Submissions on the VAT panel’s report to parliament on Wednesday ranged from pleas to exempt chicken as a protein staple to imposing a special value added tax of up to 20% on luxury goods.
The latter submission came from the Congress of South African Trade Unions (Cosatu), who said it was disappointed that no concessions have been made to the poor on essentials, including water and electricity.
Cosatu’s parliamentary representative Matthew Parks told the standing committee on finance there should be a “progressive sliding VAT regime for water and electricity for poor and working-class households” and that it viewed the panel’s failure to propose as much as a glaring omission.
Parks also pleaded for a time limit, for example, one year, to be imposed on the 1% hike in VAT – the country’s first in 25 years – that was implemented in April and said overall Cosatu believed the panel should have called for the VAT hike to be rescinded. The increase to 15% was meant to bring the state an extra R22.9 billion in revenue.
But Parks said it was a regressive tax that made the poor pay for the loss of state revenue through corruption.
“The real solution to the budgetary crisis is simply to stop the looting and wastage and recover our stolen taxpayers’ monies.”
Lobby group FairPlay’s Lionel Adendorf urged parliament to propose the inclusion of chicken on the list of items that will be added to the zero-rated basket. The VAT panel estimated that zero-rating poultry would result in a tax break of about R6 billion to the consumer and could not reach consensus on the issue, instead deferring it to MPs.
Adendorf argued that it was the preferred form of the protein of the poor and an exemption would help prevent malnutrition, quipping: “Don’t discriminate against chicken.”

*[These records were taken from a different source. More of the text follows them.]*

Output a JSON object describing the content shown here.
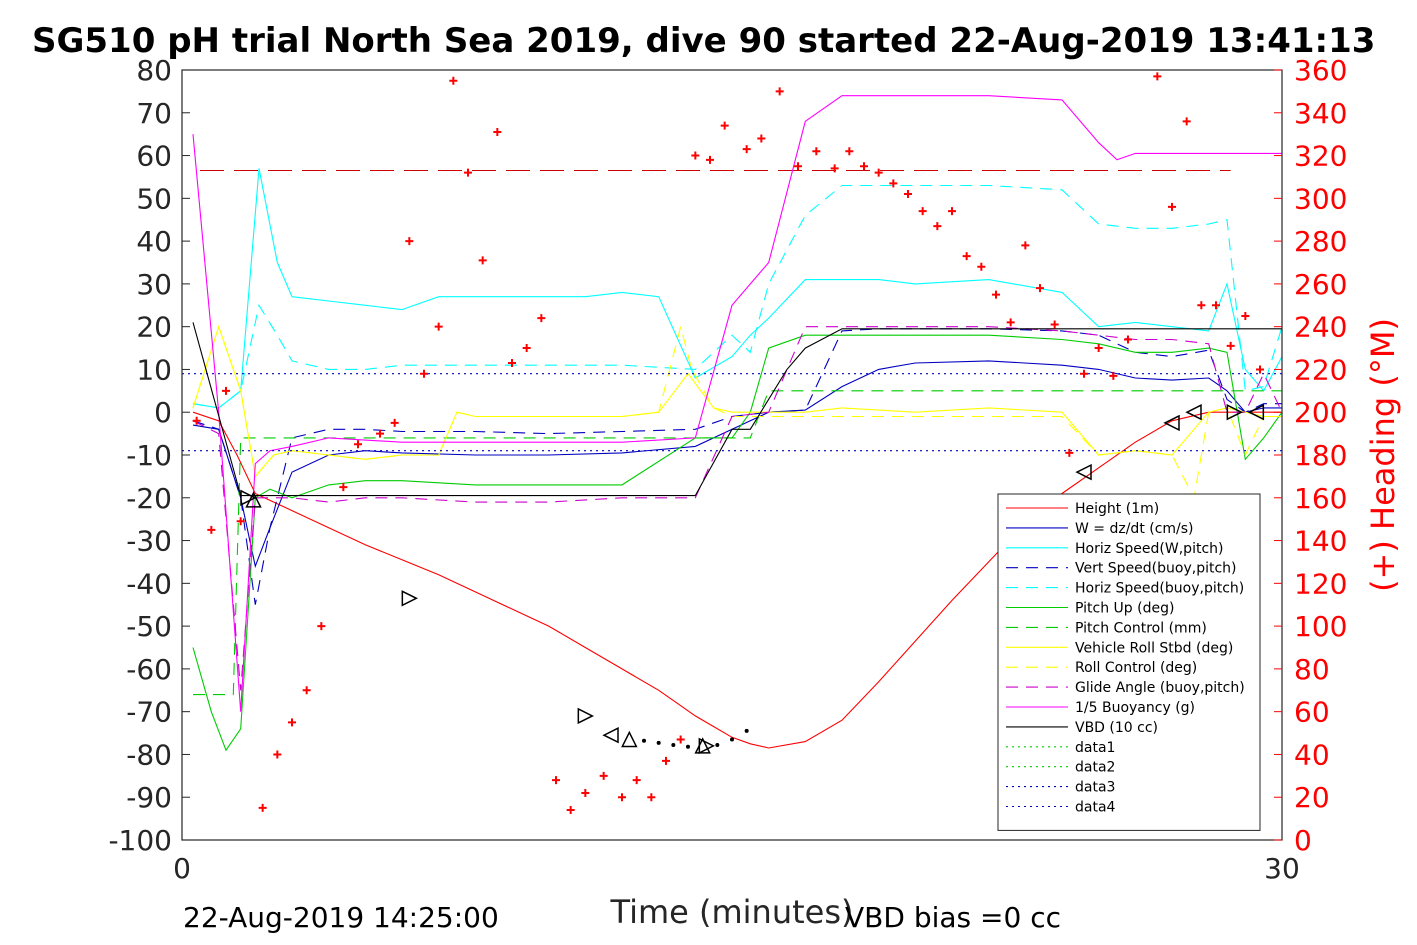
{
  "chart_data": {
    "type": "line",
    "title": "SG510 pH trial North Sea 2019, dive 90 started 22-Aug-2019 13:41:13",
    "xlabel": "Time (minutes)",
    "ylabel": "",
    "ylabel_right": "(+) Heading (°M)",
    "xlim": [
      0,
      30
    ],
    "ylim": [
      -100,
      80
    ],
    "ylim_right": [
      0,
      360
    ],
    "x_ticks": [
      "0",
      "30"
    ],
    "y_ticks": [
      "80",
      "70",
      "60",
      "50",
      "40",
      "30",
      "20",
      "10",
      "0",
      "-10",
      "-20",
      "-30",
      "-40",
      "-50",
      "-60",
      "-70",
      "-80",
      "-90",
      "-100"
    ],
    "y_ticks_right": [
      "360",
      "340",
      "320",
      "300",
      "280",
      "260",
      "240",
      "220",
      "200",
      "180",
      "160",
      "140",
      "120",
      "100",
      "80",
      "60",
      "40",
      "20",
      "0"
    ],
    "grid": false,
    "legend_position": "lower-right",
    "footer_left": "22-Aug-2019 14:25:00",
    "footer_right": "VBD bias =0 cc",
    "colors": {
      "heading": "#ff0000"
    },
    "series": [
      {
        "name": "Height (1m)",
        "color": "#ff0000",
        "style": "solid",
        "x": [
          0.3,
          1.0,
          1.5,
          2.0,
          2.5,
          3.0,
          4.0,
          5.0,
          6.0,
          7.0,
          8.0,
          9.0,
          10.0,
          11.0,
          12.0,
          13.0,
          13.5,
          14.0,
          14.5,
          15.0,
          15.5,
          16.0,
          17.0,
          18.0,
          19.0,
          20.0,
          21.0,
          22.0,
          23.0,
          24.0,
          25.0,
          26.0,
          27.0,
          28.0,
          29.0,
          30.0
        ],
        "y": [
          0,
          -2,
          -10,
          -19,
          -21,
          -23,
          -27,
          -31,
          -34.5,
          -38,
          -42,
          -46,
          -50,
          -55,
          -60,
          -65,
          -68,
          -71,
          -73.5,
          -76,
          -77.5,
          -78.5,
          -77,
          -72,
          -63,
          -53.5,
          -44,
          -35,
          -26,
          -19,
          -13,
          -7,
          -2,
          0,
          0,
          0
        ]
      },
      {
        "name": "W = dz/dt (cm/s)",
        "color": "#0000c0",
        "style": "solid",
        "x": [
          0.3,
          1.0,
          1.6,
          2.0,
          2.4,
          3.0,
          4.0,
          5.0,
          6.0,
          8.0,
          10.0,
          12.0,
          14.0,
          15.5,
          16.0,
          17.0,
          18.0,
          19.0,
          20.0,
          22.0,
          24.0,
          25.0,
          26.0,
          27.0,
          28.0,
          28.5,
          29.0,
          29.5,
          30.0
        ],
        "y": [
          -3,
          -4,
          -20,
          -36,
          -27,
          -14,
          -10,
          -9,
          -9.5,
          -10,
          -10,
          -9.5,
          -8,
          -2,
          0,
          0.5,
          6,
          10,
          11.5,
          12,
          11,
          10,
          8,
          7.5,
          8,
          5,
          0,
          1,
          1
        ]
      },
      {
        "name": "Horiz Speed(W,pitch)",
        "color": "#00ffff",
        "style": "solid",
        "x": [
          0.3,
          1.0,
          1.6,
          2.1,
          2.6,
          3.0,
          4.0,
          5.0,
          6.0,
          7.0,
          8.0,
          9.0,
          10.0,
          11.0,
          12.0,
          13.0,
          14.0,
          15.0,
          15.5,
          16.0,
          17.0,
          18.0,
          19.0,
          20.0,
          22.0,
          24.0,
          25.0,
          26.0,
          27.0,
          28.0,
          28.5,
          29.0,
          29.5,
          30.0
        ],
        "y": [
          2,
          1,
          5,
          57,
          35,
          27,
          26,
          25,
          24,
          27,
          27,
          27,
          27,
          27,
          28,
          27,
          8,
          13,
          18,
          22,
          31,
          31,
          31,
          30,
          31,
          28,
          20,
          21,
          20,
          19,
          30,
          10,
          5,
          13
        ]
      },
      {
        "name": "Vert Speed(buoy,pitch)",
        "color": "#0000c0",
        "style": "dashed",
        "x": [
          0.3,
          1.0,
          1.6,
          2.0,
          2.4,
          3.0,
          4.0,
          5.0,
          6.0,
          8.0,
          10.0,
          12.0,
          14.0,
          15.0,
          16.0,
          17.0,
          18.0,
          19.0,
          20.0,
          22.0,
          24.0,
          25.0,
          26.0,
          27.0,
          28.0,
          28.5,
          29.0,
          29.5,
          30.0
        ],
        "y": [
          -2,
          -4,
          -20,
          -45,
          -27,
          -6,
          -4,
          -4,
          -4.5,
          -4.5,
          -5,
          -4.5,
          -4,
          -1,
          0,
          0.5,
          19,
          19.5,
          19.5,
          19.5,
          19,
          18,
          14,
          13,
          14.5,
          3,
          0,
          2,
          2
        ]
      },
      {
        "name": "Horiz Speed(buoy,pitch)",
        "color": "#00ffff",
        "style": "dashed",
        "x": [
          0.3,
          1.0,
          1.6,
          2.1,
          2.6,
          3.0,
          4.0,
          5.0,
          6.0,
          8.0,
          10.0,
          12.0,
          14.0,
          15.0,
          15.5,
          16.0,
          17.0,
          18.0,
          19.0,
          20.0,
          22.0,
          24.0,
          25.0,
          26.0,
          27.0,
          28.0,
          28.5,
          29.0,
          29.5,
          30.0
        ],
        "y": [
          2,
          1,
          5,
          25,
          18,
          12,
          10,
          10,
          11,
          11,
          11,
          11,
          10,
          18,
          14,
          30,
          46,
          53,
          53,
          53,
          53,
          52,
          44,
          43,
          43,
          44,
          45,
          5,
          6,
          20
        ]
      },
      {
        "name": "Pitch Up (deg)",
        "color": "#00cc00",
        "style": "solid",
        "x": [
          0.3,
          0.8,
          1.2,
          1.6,
          2.0,
          2.4,
          3.0,
          4.0,
          5.0,
          6.0,
          8.0,
          10.0,
          12.0,
          14.0,
          15.0,
          15.5,
          16.0,
          17.0,
          18.0,
          20.0,
          22.0,
          24.0,
          25.0,
          26.0,
          27.0,
          28.0,
          28.5,
          29.0,
          29.5,
          30.0
        ],
        "y": [
          -55,
          -70,
          -79,
          -74,
          -20,
          -18,
          -20,
          -17,
          -16,
          -16,
          -17,
          -17,
          -17,
          -6,
          -6,
          0,
          15,
          18,
          18,
          18,
          18,
          17,
          16,
          14,
          14,
          15,
          14,
          -11,
          -6,
          0
        ]
      },
      {
        "name": "Pitch Control (mm)",
        "color": "#00cc00",
        "style": "dashed",
        "x": [
          0.3,
          1.4,
          1.6,
          2.2,
          3.0,
          4.0,
          14.0,
          14.5,
          15.0,
          15.5,
          16.0,
          17.0,
          28.5,
          29.0,
          30.0
        ],
        "y": [
          -66,
          -66,
          -6,
          -6,
          -6,
          -6,
          -6,
          -6,
          -6,
          -6,
          5,
          5,
          5,
          5,
          5
        ]
      },
      {
        "name": "Vehicle Roll Stbd (deg)",
        "color": "#ffff00",
        "style": "solid",
        "x": [
          0.3,
          1.0,
          1.6,
          2.0,
          2.5,
          3.0,
          4.0,
          5.0,
          6.0,
          7.0,
          7.5,
          8.0,
          10.0,
          12.0,
          13.0,
          13.8,
          14.5,
          15.0,
          16.0,
          17.0,
          18.0,
          20.0,
          22.0,
          24.0,
          25.0,
          26.0,
          27.0,
          28.0,
          28.5,
          29.0,
          29.5,
          30.0
        ],
        "y": [
          1,
          20,
          5,
          -15,
          -10,
          -9,
          -10,
          -11,
          -10,
          -10,
          0,
          -1,
          -1,
          -1,
          0,
          9,
          1,
          0,
          0,
          0,
          1,
          0,
          1,
          0,
          -10,
          -9,
          -10,
          0,
          1,
          0,
          -1,
          -1
        ]
      },
      {
        "name": "Roll Control (deg)",
        "color": "#ffff00",
        "style": "dashed",
        "x": [
          0.3,
          1.0,
          1.6,
          2.0,
          2.5,
          3.0,
          5.0,
          6.0,
          7.0,
          7.5,
          8.0,
          10.0,
          12.0,
          13.0,
          13.6,
          13.9,
          14.5,
          15.0,
          16.0,
          18.0,
          20.0,
          22.0,
          24.0,
          25.0,
          26.0,
          27.0,
          27.6,
          28.0,
          28.5,
          29.0,
          29.5,
          30.0
        ],
        "y": [
          1,
          20,
          5,
          -15,
          -10,
          -9,
          -11,
          -10,
          -10,
          0,
          -1,
          -1,
          -1,
          0,
          20,
          10,
          1,
          -1,
          -1,
          -1,
          -1,
          -1,
          -1,
          -10,
          -9,
          -10,
          -20,
          0,
          1,
          -10,
          -1,
          -1
        ]
      },
      {
        "name": "Glide Angle (buoy,pitch)",
        "color": "#cc00cc",
        "style": "dashed",
        "x": [
          0.3,
          1.0,
          1.6,
          2.0,
          2.4,
          3.0,
          4.0,
          5.0,
          6.0,
          8.0,
          10.0,
          12.0,
          14.0,
          15.0,
          16.0,
          17.0,
          18.0,
          20.0,
          22.0,
          24.0,
          25.0,
          26.0,
          27.0,
          28.0,
          28.5,
          29.0,
          29.5,
          30.0
        ],
        "y": [
          -2,
          -5,
          -65,
          -20,
          -20,
          -20,
          -21,
          -20,
          -20,
          -21,
          -21,
          -20,
          -20,
          -1,
          0,
          20,
          20,
          20,
          20,
          19,
          18,
          17,
          17,
          16,
          0,
          0,
          9,
          0
        ]
      },
      {
        "name": "1/5 Buoyancy (g)",
        "color": "#ff00ff",
        "style": "solid",
        "x": [
          0.3,
          1.0,
          1.6,
          2.0,
          2.4,
          3.0,
          4.0,
          6.0,
          8.0,
          10.0,
          12.0,
          14.0,
          15.0,
          16.0,
          17.0,
          18.0,
          20.0,
          22.0,
          24.0,
          25.0,
          25.5,
          26.0,
          28.0,
          29.0,
          30.0
        ],
        "y": [
          65,
          0,
          -70,
          -12,
          -9,
          -8,
          -6,
          -7,
          -7,
          -7,
          -7,
          -6,
          25,
          35,
          68,
          74,
          74,
          74,
          73,
          63,
          59,
          60.5,
          60.5,
          60.5,
          60.5
        ]
      },
      {
        "name": "VBD (10 cc)",
        "color": "#000000",
        "style": "solid",
        "x": [
          0.3,
          1.6,
          2.0,
          3.0,
          12.0,
          14.0,
          15.0,
          15.5,
          16.5,
          17.0,
          18.0,
          19.0,
          20.0,
          25.0,
          30.0
        ],
        "y": [
          21,
          -19.5,
          -19.5,
          -19.5,
          -19.5,
          -19.5,
          -4,
          -4,
          10,
          15,
          19.5,
          19.5,
          19.5,
          19.5,
          19.5
        ]
      },
      {
        "name": "data1",
        "color": "#00cc00",
        "style": "dotted",
        "x": [],
        "y": []
      },
      {
        "name": "data2",
        "color": "#00cc00",
        "style": "dotted",
        "x": [],
        "y": []
      },
      {
        "name": "data3",
        "color": "#0000c0",
        "style": "dotted",
        "x": [
          0,
          30
        ],
        "y": [
          9,
          9
        ]
      },
      {
        "name": "data4",
        "color": "#0000c0",
        "style": "dotted",
        "x": [
          0,
          30
        ],
        "y": [
          -9,
          -9
        ]
      }
    ],
    "heading_reference": 313,
    "heading": {
      "x": [
        0.4,
        0.8,
        1.2,
        1.6,
        2.2,
        2.6,
        3.0,
        3.4,
        3.8,
        4.4,
        4.8,
        5.4,
        5.8,
        6.2,
        6.6,
        7.0,
        7.4,
        7.8,
        8.2,
        8.6,
        9.0,
        9.4,
        9.8,
        10.2,
        10.6,
        11.0,
        11.5,
        12.0,
        12.4,
        12.8,
        13.2,
        13.6,
        14.0,
        14.4,
        14.8,
        15.4,
        15.8,
        16.3,
        16.8,
        17.3,
        17.8,
        18.2,
        18.6,
        19.0,
        19.4,
        19.8,
        20.2,
        20.6,
        21.0,
        21.4,
        21.8,
        22.2,
        22.6,
        23.0,
        23.4,
        23.8,
        24.2,
        24.6,
        25.0,
        25.4,
        25.8,
        26.2,
        26.6,
        27.0,
        27.4,
        27.8,
        28.2,
        28.6,
        29.0,
        29.4
      ],
      "y": [
        196,
        145,
        210,
        149,
        15,
        40,
        55,
        70,
        100,
        165,
        185,
        190,
        195,
        280,
        218,
        240,
        355,
        312,
        271,
        331,
        223,
        230,
        244,
        28,
        14,
        22,
        30,
        20,
        28,
        20,
        37,
        47,
        320,
        318,
        334,
        323,
        328,
        350,
        315,
        322,
        314,
        322,
        315,
        312,
        307,
        302,
        294,
        287,
        294,
        273,
        268,
        255,
        242,
        278,
        258,
        241,
        181,
        218,
        230,
        217,
        234,
        7,
        357,
        296,
        336,
        250,
        250,
        231,
        245,
        220
      ]
    },
    "triangle_markers": [
      {
        "x": 1.8,
        "y": -20,
        "dir": "right"
      },
      {
        "x": 1.95,
        "y": -20.5,
        "dir": "up"
      },
      {
        "x": 6.2,
        "y": -43.5,
        "dir": "right"
      },
      {
        "x": 11.0,
        "y": -71,
        "dir": "right"
      },
      {
        "x": 11.7,
        "y": -75.5,
        "dir": "left"
      },
      {
        "x": 12.2,
        "y": -76.5,
        "dir": "up"
      },
      {
        "x": 14.2,
        "y": -78,
        "dir": "up"
      },
      {
        "x": 14.3,
        "y": -78,
        "dir": "right"
      },
      {
        "x": 24.6,
        "y": -14,
        "dir": "left"
      },
      {
        "x": 27.0,
        "y": -2.5,
        "dir": "left"
      },
      {
        "x": 27.6,
        "y": 0,
        "dir": "left"
      },
      {
        "x": 28.7,
        "y": 0,
        "dir": "right"
      },
      {
        "x": 29.3,
        "y": 0,
        "dir": "left"
      }
    ],
    "dot_markers": {
      "x": [
        12.6,
        13.0,
        13.4,
        13.8,
        14.6,
        15.0,
        15.4
      ],
      "y": [
        -76.8,
        -77.3,
        -77.8,
        -78.2,
        -77.8,
        -76.5,
        -74.5
      ]
    }
  }
}
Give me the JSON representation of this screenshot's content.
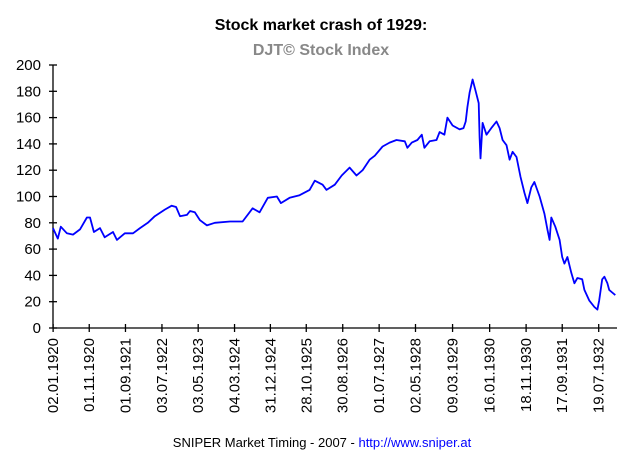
{
  "chart_data": {
    "type": "line",
    "title": "Stock market crash of 1929:",
    "subtitle": "DJT© Stock Index",
    "xlabel": "",
    "ylabel": "",
    "ylim": [
      0,
      200
    ],
    "xlim": [
      1920.0,
      1932.97
    ],
    "yticks": [
      "0",
      "20",
      "40",
      "60",
      "80",
      "100",
      "120",
      "140",
      "160",
      "180",
      "200"
    ],
    "xticks": [
      "02.01.1920",
      "01.11.1920",
      "01.09.1921",
      "03.07.1922",
      "03.05.1923",
      "04.03.1924",
      "31.12.1924",
      "28.10.1925",
      "30.08.1926",
      "01.07.1927",
      "02.05.1928",
      "09.03.1929",
      "16.01.1930",
      "18.11.1930",
      "17.09.1931",
      "19.07.1932"
    ],
    "grid": false,
    "legend": "none",
    "series_color": "#0000ff",
    "series": [
      {
        "x": [
          1920.0,
          1920.11,
          1920.18,
          1920.32,
          1920.46,
          1920.62,
          1920.78,
          1920.85,
          1920.94,
          1921.08,
          1921.19,
          1921.38,
          1921.47,
          1921.65,
          1921.84,
          1922.0,
          1922.18,
          1922.34,
          1922.57,
          1922.73,
          1922.83,
          1922.92,
          1923.08,
          1923.15,
          1923.26,
          1923.38,
          1923.54,
          1923.72,
          1924.07,
          1924.36,
          1924.59,
          1924.75,
          1924.94,
          1925.15,
          1925.24,
          1925.44,
          1925.67,
          1925.9,
          1926.02,
          1926.2,
          1926.29,
          1926.48,
          1926.64,
          1926.82,
          1926.98,
          1927.12,
          1927.28,
          1927.4,
          1927.58,
          1927.74,
          1927.9,
          1928.09,
          1928.15,
          1928.25,
          1928.38,
          1928.48,
          1928.54,
          1928.66,
          1928.82,
          1928.89,
          1929.0,
          1929.07,
          1929.19,
          1929.35,
          1929.44,
          1929.49,
          1929.53,
          1929.58,
          1929.65,
          1929.72,
          1929.79,
          1929.81,
          1929.83,
          1929.88,
          1929.97,
          1930.08,
          1930.2,
          1930.27,
          1930.34,
          1930.43,
          1930.5,
          1930.57,
          1930.66,
          1930.75,
          1930.84,
          1930.91,
          1931.0,
          1931.07,
          1931.19,
          1931.3,
          1931.37,
          1931.42,
          1931.46,
          1931.55,
          1931.65,
          1931.71,
          1931.76,
          1931.83,
          1931.92,
          1931.99,
          1932.06,
          1932.17,
          1932.22,
          1932.33,
          1932.45,
          1932.52,
          1932.56,
          1932.63,
          1932.68,
          1932.75,
          1932.79,
          1932.86,
          1932.93
        ],
        "y": [
          76,
          68,
          77,
          72,
          71,
          75,
          84,
          84,
          73,
          76,
          69,
          73,
          67,
          72,
          72,
          76,
          80,
          85,
          90,
          93,
          92,
          85,
          86,
          89,
          88,
          82,
          78,
          80,
          81,
          81,
          91,
          88,
          99,
          100,
          95,
          99,
          101,
          105,
          112,
          109,
          105,
          109,
          116,
          122,
          116,
          120,
          128,
          131,
          138,
          141,
          143,
          142,
          137,
          141,
          143,
          147,
          137,
          142,
          143,
          149,
          147,
          160,
          154,
          151,
          152,
          157,
          168,
          179,
          189,
          180,
          171,
          145,
          129,
          156,
          147,
          152,
          157,
          152,
          143,
          139,
          128,
          134,
          130,
          115,
          103,
          95,
          107,
          111,
          100,
          87,
          75,
          67,
          84,
          77,
          67,
          54,
          49,
          54,
          42,
          34,
          38,
          37,
          29,
          21,
          16,
          14,
          21,
          37,
          39,
          34,
          29,
          27,
          25
        ]
      }
    ]
  },
  "footer": {
    "text": "SNIPER Market Timing - 2007 - ",
    "link": "http://www.sniper.at"
  }
}
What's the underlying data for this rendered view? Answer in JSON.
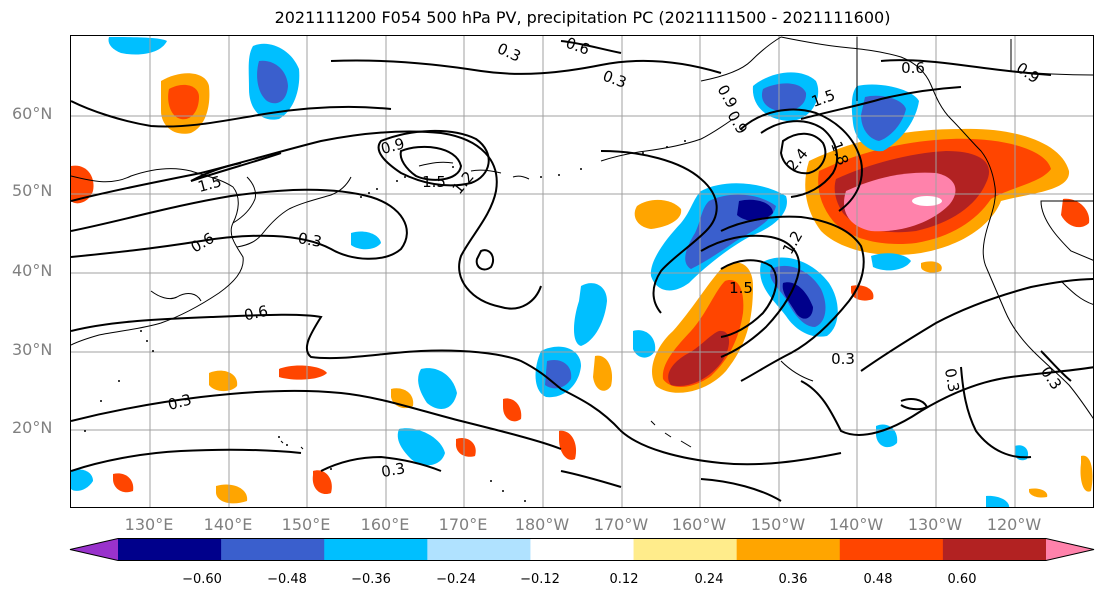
{
  "title": "2021111200 F054 500 hPa PV, precipitation PC (2021111500 - 2021111600)",
  "map": {
    "lat_labels": [
      "60°N",
      "50°N",
      "40°N",
      "30°N",
      "20°N"
    ],
    "lon_labels": [
      "130°E",
      "140°E",
      "150°E",
      "160°E",
      "170°E",
      "180°W",
      "170°W",
      "160°W",
      "150°W",
      "140°W",
      "130°W",
      "120°W"
    ],
    "contour_labels": [
      "0.3",
      "0.6",
      "0.3",
      "0.9",
      "1.5",
      "1.2",
      "0.3",
      "0.6",
      "0.3",
      "0.3",
      "0.6",
      "0.9",
      "0.9",
      "1.5",
      "1.8",
      "2.4",
      "1.2",
      "1.5",
      "0.3",
      "0.3",
      "0.3",
      "0.6",
      "1.5",
      "0.9"
    ]
  },
  "colorbar": {
    "ticks": [
      "−0.60",
      "−0.48",
      "−0.36",
      "−0.24",
      "−0.12",
      "0.12",
      "0.24",
      "0.36",
      "0.48",
      "0.60"
    ],
    "colors": [
      "#9932cc",
      "#00008b",
      "#3a5fcd",
      "#00bfff",
      "#b0e2ff",
      "#ffffff",
      "#ffec8b",
      "#ffa500",
      "#ff4500",
      "#b22222",
      "#ff82ab"
    ]
  }
}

The South African Poultry Association concedes that there would be a cost to the state but said it would boost an industry that already employs 130,000 people.
The South African Poultry Association said in a submission to the committee that it was committed to ensuring that any VAT savings as a result of the zero-rating of primary chicken products “are achieved in the supply and are passed on to our consumers”. It estimates that zero-rating, and the resultant price drop, would lead to an increase in demand of 7.8%, which would, in turn, create some 11,000 jobs.
The committee also heard a plea to zero-rate basic medicines, saying that if the poor could not afford medicine they would simply skip clinic visits, leading to more people with health complications, which would in turn place a greater burden on the public health sector.
The VAT panel recommended that the zero-rating be extended to white bread, flour, nappies, sanitary towels and school uniforms.
The public comment period on the panel’s recommendations closed at the end of August.
Finance Minister Nhlanhla Nene will now have to take into account these submissions, as well as those of the treasury team and the revenue service, before deciding which of the panel’s recommendations to implement.